Ruth Ann Marshall is no stranger to the corporate world. She has a long, distinguished executive career spanning from IBM to MasterCard, where she oversaw all of the payment company's business in the Americas. She recently joined Regions Financial's board of directors and also serves on the boards of several well-known corporations, including ConAgra and Pella. We spoke with Marshall about trends in personal finance and career challenges facing women.

Q: What's been your favorite job over the years, and why?

Marshall: I actually have two. The first was at IBM in the early 1990s. I was branch manager in Mobile, Alabama, and had responsibility for managing all aspects of IBM's business in my region, from servicing very large computers to the consulting business — from Pascagoula, Mississippi, to Tallahassee, Florida. I loved working with customers and getting involved in the community. The second was at Electronic Payment Services. I was wooed away from IBM after 18 years to become president of one part of a holding company, a transaction-processing business. The part of the job I liked best was when we decided to go public, and I ran the due diligence process where we evaluated either an IPO or selling ourselves to another company — which is what we ended up doing. In both of these positions, the buck stopped with me, which is the environment I work best in.

Q: As a former top executive in the credit industry, you must have spent quite a bit of time analyzing how people manage money. Are people managing money differently?

Marshall: Yes. First, I don't think consumers are willing to take on more debt right now. An example is that in 2008 and 2009, debit card transactions outnumbered credit transactions because people wanted to know that when they were paying for something, it was coming out of their checking account and not creating another loan. But I find that people are looking at the scarcity of resources right now — especially the scarcity of wealth — and looking for a richer life versus a life of riches. People are more willing to spend on unique experiences than on material goods. And I don't think this will change anytime soon. My parents never forgot the stories of the 1929 stock market crash and couponing and standing in line for soup. It's just not something you forget. It takes decades — a new generation.

"I find that people are looking at the scarcity of resources right now — especially the scarcity of wealth — and looking for a richer life versus a life of riches." — Ruth Ann Marshall

Q: Are high-net-worth families looking differently at their wealth than they did before?

Marshall: Everyone has been impacted by this crisis. As I sit on boards, I have a chance to chat with CEOs and chairmen of family-owned businesses. I find that they are acutely focused on expense management, and it's interesting to me, because it's akin to what corporations are focused on right now. With so much uncertainty around what the government might do and who might be coming into office, I find that most time on corporate boards today is spent on cutting expenses rather than top-line growth. Likewise, I think high-net-worth families are questioning the value of luxury items, like their second and third home, car and country club membership.

Q: Do you find that women and men look at their finances differently?

Marshall: Men tend to think more quantitatively and women tend to react to more qualitative factors.

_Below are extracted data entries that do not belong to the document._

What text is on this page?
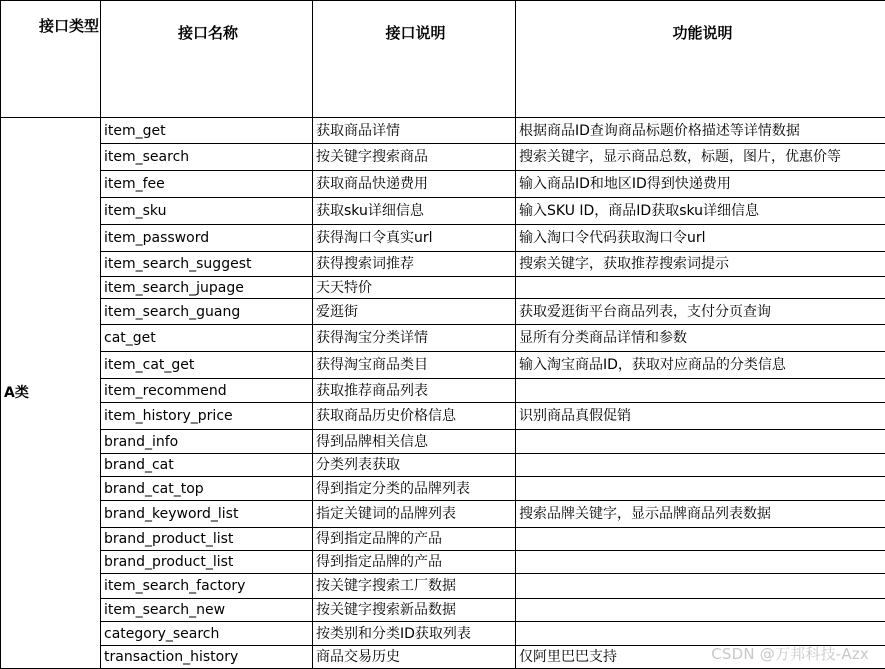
接口类型	接口名称	接口说明	功能说明
A类	item_get	获取商品详情	根据商品ID查询商品标题价格描述等详情数据
	item_search	按关键字搜索商品	搜索关键字，显示商品总数，标题，图片，优惠价等
	item_fee	获取商品快递费用	输入商品ID和地区ID得到快递费用
	item_sku	获取sku详细信息	输入SKU ID，商品ID获取sku详细信息
	item_password	获得淘口令真实url	输入淘口令代码获取淘口令url
	item_search_suggest	获得搜索词推荐	搜索关键字，获取推荐搜索词提示
	item_search_jupage	天天特价	
	item_search_guang	爱逛街	获取爱逛街平台商品列表，支付分页查询
	cat_get	获得淘宝分类详情	显所有分类商品详情和参数
	item_cat_get	获得淘宝商品类目	输入淘宝商品ID，获取对应商品的分类信息
	item_recommend	获取推荐商品列表	
	item_history_price	获取商品历史价格信息	识别商品真假促销
	brand_info	得到品牌相关信息	
	brand_cat	分类列表获取	
	brand_cat_top	得到指定分类的品牌列表	
	brand_keyword_list	指定关键词的品牌列表	搜索品牌关键字，显示品牌商品列表数据
	brand_product_list	得到指定品牌的产品	
	brand_product_list	得到指定品牌的产品	
	item_search_factory	按关键字搜索工厂数据	
	item_search_new	按关键字搜索新品数据	
	category_search	按类别和分类ID获取列表	
	transaction_history	商品交易历史	仅阿里巴巴支持	CSDN @万邦科技-Azx
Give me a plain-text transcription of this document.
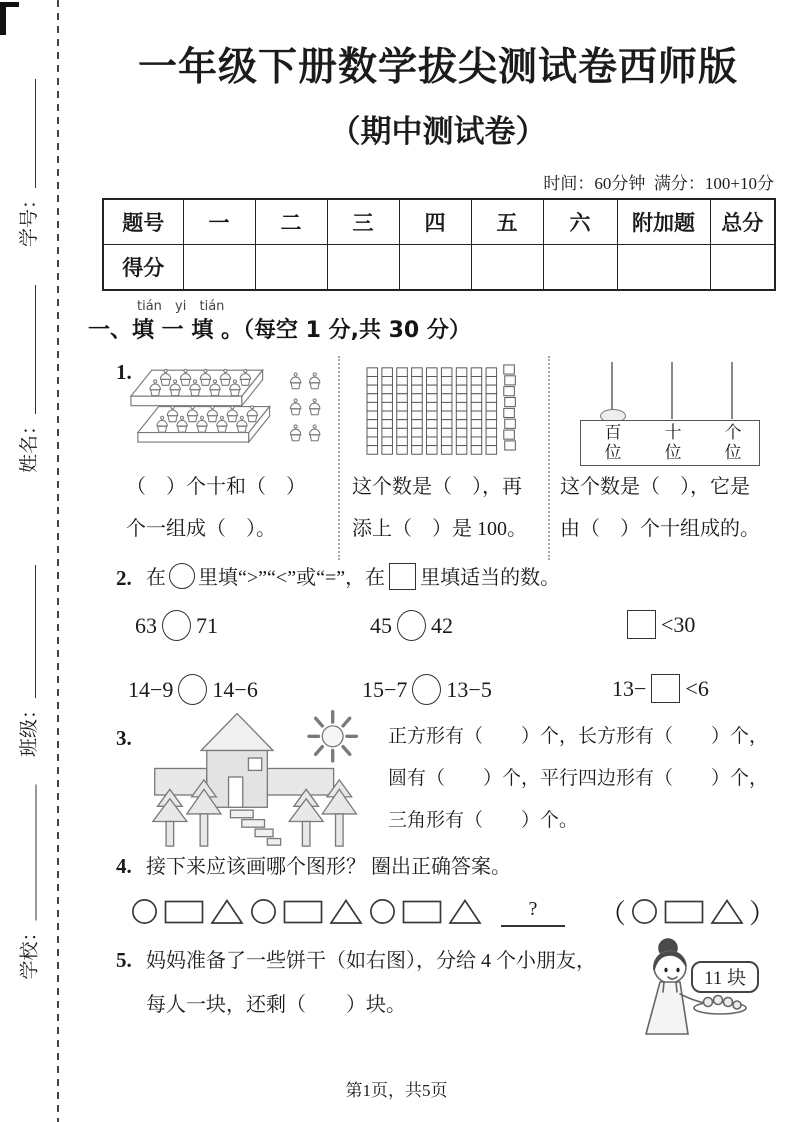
学号：
姓名：
班级：
学校：
一年级下册数学拔尖测试卷西师版
（期中测试卷）
时间：60分钟  满分：100+10分
题号	一	二	三	四	五	六	附加题	总分
得分								
tián yi tián
一、填 一 填 。（每空 1 分,共 30 分）
1.
百位
十位
个位
（　）个十和（　）个一组成（　）。
这个数是（　），再添上（　）是 100。
这个数是（　），它是由（　）个十组成的。
2. 在 里填“>”“<”或“=”，在 里填适当的数。
63 71	45 42	<30
14−9 14−6	15−7 13−5	13− <6
3.	正方形有（　　）个，长方形有（　　）个，
圆有（　　）个，平行四边形有（　　）个，
三角形有（　　）个。
4. 接下来应该画哪个图形？ 圈出正确答案。
?	（	）
5. 妈妈准备了一些饼干（如右图），分给 4 个小朋友，
每人一块，还剩（　　）块。
11 块
第1页，共5页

As a side note, I was thinking about how I play golf. I prefer a woman coach because, for me, when I work with male pros on my golf game, they talk about swing speed and the geometric plane of the golf club. Female coaches that I have worked with talk about twisting and turning your belt buckle to the cart path. It's more of a picture that I can relate to.

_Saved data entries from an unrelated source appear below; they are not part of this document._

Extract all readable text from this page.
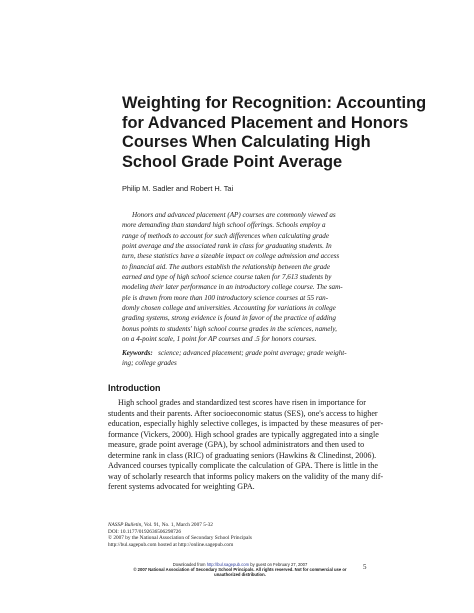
Weighting for Recognition: Accounting
for Advanced Placement and Honors
Courses When Calculating High
School Grade Point Average
Philip M. Sadler and Robert H. Tai
Honors and advanced placement (AP) courses are commonly viewed as
more demanding than standard high school offerings. Schools employ a
range of methods to account for such differences when calculating grade
point average and the associated rank in class for graduating students. In
turn, these statistics have a sizeable impact on college admission and access
to financial aid. The authors establish the relationship between the grade
earned and type of high school science course taken for 7,613 students by
modeling their later performance in an introductory college course. The sam-
ple is drawn from more than 100 introductory science courses at 55 ran-
domly chosen college and universities. Accounting for variations in college
grading systems, strong evidence is found in favor of the practice of adding
bonus points to students' high school course grades in the sciences, namely,
on a 4-point scale, 1 point for AP courses and .5 for honors courses.
Keywords: science; advanced placement; grade point average; grade weight-
ing; college grades
Introduction
High school grades and standardized test scores have risen in importance for
students and their parents. After socioeconomic status (SES), one's access to higher
education, especially highly selective colleges, is impacted by these measures of per-
formance (Vickers, 2000). High school grades are typically aggregated into a single
measure, grade point average (GPA), by school administrators and then used to
determine rank in class (RIC) of graduating seniors (Hawkins & Clinedinst, 2006).
Advanced courses typically complicate the calculation of GPA. There is little in the
way of scholarly research that informs policy makers on the validity of the many dif-
ferent systems advocated for weighting GPA.
NASSP Bulletin, Vol. 91, No. 1, March 2007 5-32
DOI: 10.1177/0192636506298726
© 2007 by the National Association of Secondary School Principals
http://bul.sagepub.com hosted at http://online.sagepub.com
Downloaded from http://bul.sagepub.com by guest on February 27, 2007
© 2007 National Association of Secondary School Principals. All rights reserved. Not for commercial use or
unauthorized distribution.
5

In terms of finances, I find that more men talk about what their return on investment was versus a benchmark or index, whereas women are more concerned with funding their lifestyle and leaving money for their heirs.

Q: Research shows that the educational and financial gaps between men and women are closing. Yet women still hold fewer than 20 percent of all senior executive positions in the U.S. What can be done about that?

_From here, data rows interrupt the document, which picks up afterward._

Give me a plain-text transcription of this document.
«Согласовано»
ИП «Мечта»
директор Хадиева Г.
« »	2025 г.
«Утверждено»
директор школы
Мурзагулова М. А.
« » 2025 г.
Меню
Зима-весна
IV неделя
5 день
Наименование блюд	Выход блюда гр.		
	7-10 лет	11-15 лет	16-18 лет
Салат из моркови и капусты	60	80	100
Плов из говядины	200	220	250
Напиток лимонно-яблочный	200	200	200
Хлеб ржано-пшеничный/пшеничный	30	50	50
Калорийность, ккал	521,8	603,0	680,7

Marshall: It's shocking to me that about 30 Fortune 500 companies are without a single female board member. But we've made a lot of progress. In 1970, only 38 percent of the workforce was female. That grew to 48 percent in 2011. Forty percent of wives outearn their husbands today. It takes time, because it's a cultural change. I think we'll be seeing more women enhance their analytical skills by taking more math and science classes to get the kinds of jobs needed in the future that tend to pay more. And we need more mentoring. As more women enter leadership roles, they need to reach out and make themselves available as role models for young women to demonstrate that it can be done.